A novel cascade control of PEMFC: Regulation of stack voltage and air breathing subsystem

The proton exchange membrane fuel cell (PEMFC) stack is an excellent source of clean energy for electric vehicles with zero carbon footprint. The abrupt changes in power demand in automotive applications can adversely impact the oxygen excess ratio (OER) and stack voltage. Therefore, this study aims to design an intelligent cascade control framework to ensure the durable and efficient operation of PEMFC. A novel mixed locally recurrent fuzzy neural network proportional-integral-derivative (RFNN-PID) control architecture is proposed. The RFNN-PID and proportional-integral (PI) controllers are employed as the primary and secondary controllers in cascaded loops, respectively. Four other cascaded schemes with fuzzy PID and PI (FPID/PI), two-degree-of-freedom PID & two-degree-of-freedom PI (2DOF-PID/2DOF-PI), fractional order PID & fractional order PI (FOPID/FOPI), and PID/PI controllers are designed for comparison.
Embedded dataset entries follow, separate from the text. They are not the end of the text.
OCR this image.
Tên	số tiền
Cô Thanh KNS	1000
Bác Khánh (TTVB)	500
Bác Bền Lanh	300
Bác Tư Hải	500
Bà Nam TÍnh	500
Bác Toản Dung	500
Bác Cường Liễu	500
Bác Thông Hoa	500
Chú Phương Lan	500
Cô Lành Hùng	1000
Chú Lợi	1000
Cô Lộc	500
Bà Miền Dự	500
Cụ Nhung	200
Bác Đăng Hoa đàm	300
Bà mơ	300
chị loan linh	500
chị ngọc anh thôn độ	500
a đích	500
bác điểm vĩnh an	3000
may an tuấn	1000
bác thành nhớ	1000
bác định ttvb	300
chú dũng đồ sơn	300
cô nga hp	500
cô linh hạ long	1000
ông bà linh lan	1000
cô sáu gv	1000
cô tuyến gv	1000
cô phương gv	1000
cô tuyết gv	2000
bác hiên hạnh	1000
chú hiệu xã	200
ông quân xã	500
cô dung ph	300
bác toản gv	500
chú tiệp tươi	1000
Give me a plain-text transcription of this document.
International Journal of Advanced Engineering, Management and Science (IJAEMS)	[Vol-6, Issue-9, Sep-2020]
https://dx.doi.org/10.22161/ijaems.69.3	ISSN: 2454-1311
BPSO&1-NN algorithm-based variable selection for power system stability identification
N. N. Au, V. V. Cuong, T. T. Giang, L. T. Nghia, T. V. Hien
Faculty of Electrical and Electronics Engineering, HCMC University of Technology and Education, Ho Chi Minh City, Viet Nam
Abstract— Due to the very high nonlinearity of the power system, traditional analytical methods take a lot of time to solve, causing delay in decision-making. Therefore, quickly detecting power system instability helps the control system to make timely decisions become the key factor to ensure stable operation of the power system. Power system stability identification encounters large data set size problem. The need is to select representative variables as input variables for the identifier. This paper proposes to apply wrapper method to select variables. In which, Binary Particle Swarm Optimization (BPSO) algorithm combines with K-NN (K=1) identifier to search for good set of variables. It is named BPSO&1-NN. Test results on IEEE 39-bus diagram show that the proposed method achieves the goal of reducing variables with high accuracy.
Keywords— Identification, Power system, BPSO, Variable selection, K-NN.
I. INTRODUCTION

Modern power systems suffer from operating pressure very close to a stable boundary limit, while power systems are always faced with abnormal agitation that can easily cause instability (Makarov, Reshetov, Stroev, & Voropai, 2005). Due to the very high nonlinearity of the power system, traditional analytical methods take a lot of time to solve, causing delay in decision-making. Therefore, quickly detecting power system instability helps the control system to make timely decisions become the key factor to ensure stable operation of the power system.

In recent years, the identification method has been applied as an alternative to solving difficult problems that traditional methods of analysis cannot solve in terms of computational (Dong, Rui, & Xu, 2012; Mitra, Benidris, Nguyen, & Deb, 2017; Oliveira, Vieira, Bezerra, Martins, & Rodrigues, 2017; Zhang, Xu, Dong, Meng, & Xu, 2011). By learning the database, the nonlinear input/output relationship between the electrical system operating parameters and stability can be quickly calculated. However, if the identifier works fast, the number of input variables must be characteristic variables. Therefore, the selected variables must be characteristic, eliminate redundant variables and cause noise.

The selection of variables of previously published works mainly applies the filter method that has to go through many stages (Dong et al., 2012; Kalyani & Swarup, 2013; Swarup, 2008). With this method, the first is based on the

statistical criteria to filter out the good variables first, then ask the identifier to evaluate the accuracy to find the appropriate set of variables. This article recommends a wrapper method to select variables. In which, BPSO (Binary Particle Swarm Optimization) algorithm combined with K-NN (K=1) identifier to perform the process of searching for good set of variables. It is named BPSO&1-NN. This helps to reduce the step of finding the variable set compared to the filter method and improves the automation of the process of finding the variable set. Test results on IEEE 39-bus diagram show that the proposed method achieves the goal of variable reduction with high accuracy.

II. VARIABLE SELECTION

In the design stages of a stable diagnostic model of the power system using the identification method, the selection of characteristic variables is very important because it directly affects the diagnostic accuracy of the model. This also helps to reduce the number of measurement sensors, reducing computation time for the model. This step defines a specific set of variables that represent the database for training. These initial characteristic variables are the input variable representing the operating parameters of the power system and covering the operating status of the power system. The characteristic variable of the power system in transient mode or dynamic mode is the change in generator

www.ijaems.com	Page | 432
The controller parameters are optimised using the mayfly algorithm (MA) to minimise the integral time absolute error (ITAE). The findings suggest the cascaded RFNN-PID/PI strategy yields the fastest voltage regulation and minimum ITAE (0.3018 s & 3.406), as compared to cascaded FPID/PI (0.4087 s & 4.273), 2DOF-PID/2DOF-PI (0.4213 s & 6.626), FOPID/FOPI (0.8135 s & 9.083) and PID/PI (1.066 s & 10.89). The proposed controller also exhibits robust performance in the presence of disturbance and noise. Hence, it is concluded that the adaptive RFNN-PID/PI controller efficiently controls the voltage and regulates OER even in adverse operating conditions.